Floating the Deschutes River in Bend is atop the “Unofficial Rites of Summer” list. Thanks to Farewell Bend and Riverbend Parks (on opposite sides of the river) putting in to the river has become easier than ever. All you need is an innertube, an air-mattress – just about anything that floats will work for this gentle float to downtown Bend’s Drake Park. Need to rent an innertube? No problem – Sun Country Tours has a small trailer at Riverbend Park and offers 2-hour rentals for $15/adults and $10/kids 6-12. And Parks and Rec runs a river shuttle service for floaters to get from Mirror Pond back to Riverbend Park.

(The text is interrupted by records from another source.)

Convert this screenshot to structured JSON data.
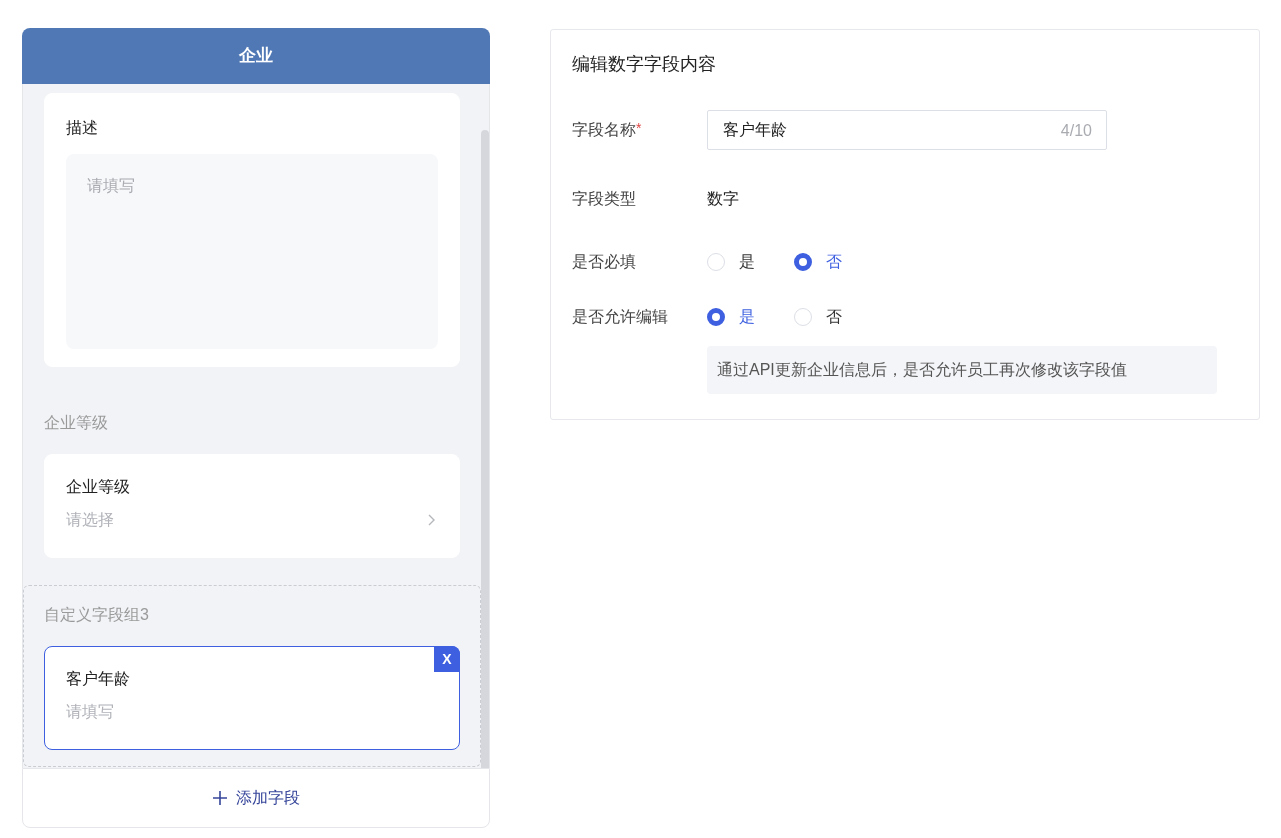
{
  "left_panel": {
    "title": "企业",
    "sections": [
      {
        "kind": "field",
        "field": {
          "label": "描述",
          "kind": "textarea",
          "placeholder": "请填写",
          "selected": false
        }
      },
      {
        "kind": "group",
        "title": "企业等级",
        "selected": false,
        "fields": [
          {
            "label": "企业等级",
            "kind": "select",
            "placeholder": "请选择",
            "selected": false
          }
        ]
      },
      {
        "kind": "group",
        "title": "自定义字段组3",
        "selected": true,
        "fields": [
          {
            "label": "客户年龄",
            "kind": "text",
            "placeholder": "请填写",
            "selected": true,
            "delete_label": "X"
          }
        ]
      }
    ],
    "add_button": {
      "label": "添加字段"
    }
  },
  "editor": {
    "title": "编辑数字字段内容",
    "rows": [
      {
        "kind": "input",
        "label": "字段名称",
        "required_mark": "*",
        "value": "客户年龄",
        "counter": "4/10"
      },
      {
        "kind": "text",
        "label": "字段类型",
        "value": "数字"
      },
      {
        "kind": "radio",
        "label": "是否必填",
        "options": [
          {
            "label": "是",
            "selected": false
          },
          {
            "label": "否",
            "selected": true
          }
        ]
      },
      {
        "kind": "radio",
        "label": "是否允许编辑",
        "options": [
          {
            "label": "是",
            "selected": true
          },
          {
            "label": "否",
            "selected": false
          }
        ],
        "hint": "通过API更新企业信息后，是否允许员工再次修改该字段值"
      }
    ]
  }
}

Floating the Deschutes River in Bend, Oregon

2. Surf It

Yep, you read that right. The Deschutes River is home to the only whitewater play area in the state of Oregon and it’s centrally located in Bend’s popular Old Mill District. The waves in the whitewater park are adjustable – controlled from an iPad at the Bend Parks & Rec office up the street – so the challenge can change from day to day. Surfers and whitewater kayakers have been flocking to the area since it opened in 2015, and there’s usually a crowd of folks watching from the new footbridge above. Couldn’t fit your surfboard in the overhead bin? River Surf Co. is located just a quarter mile from the whitewater park and has all kinds of rental gear available, including surf boards.

Courtesy Paul Clark

3. Raft It

For the most part, the Deschutes River is a gentle, serene body of water that matches perfectly the laid back lifestyle we love here in Central Oregon. But man, there are some rip-roarin rapids on the river too that cater perfectly to the adventurous side we like to bust out every now and then. And there’s no better way to experience it than Sun Country Tours’ Big Eddy Thrill Ride. 

Big Eddy Thriller

4. Fish It

The Deschutes river provides world-class fishing opportunities for rainbow trout, brown trout, brook trout and steelhead from the amateur to the experienced angler. The best fishing changes throughout the year depending on hatches, restrictions, and river flows in each section (upper, middle, lower). For the best experience contact a fishing guide service and go with an expert.

fly fishing 1

5. Kayak or SUP It

In 2014 Outside Magazine named Bend and Central Oregon the best place in the world to stand up paddleboard thanks to our numerous high alpine lakes and the gentle flow of the Deschutes River. What’s more, you can rent a board or kayak right on the banks of the river at Tumalo Creek Kayak and Canoe. 


6. Admire It

You don’t have to actually be in the water or on the water to fully enjoy the beauty of the Deschutes River. Gentle nature trails like the Deschutes River Trail can take you into the backcountry for beautiful views like this one from Benham Falls. You can pretty much drive right up to the falls viewing area or you can walk or ride your bike along the trail. There’s even a bathroom.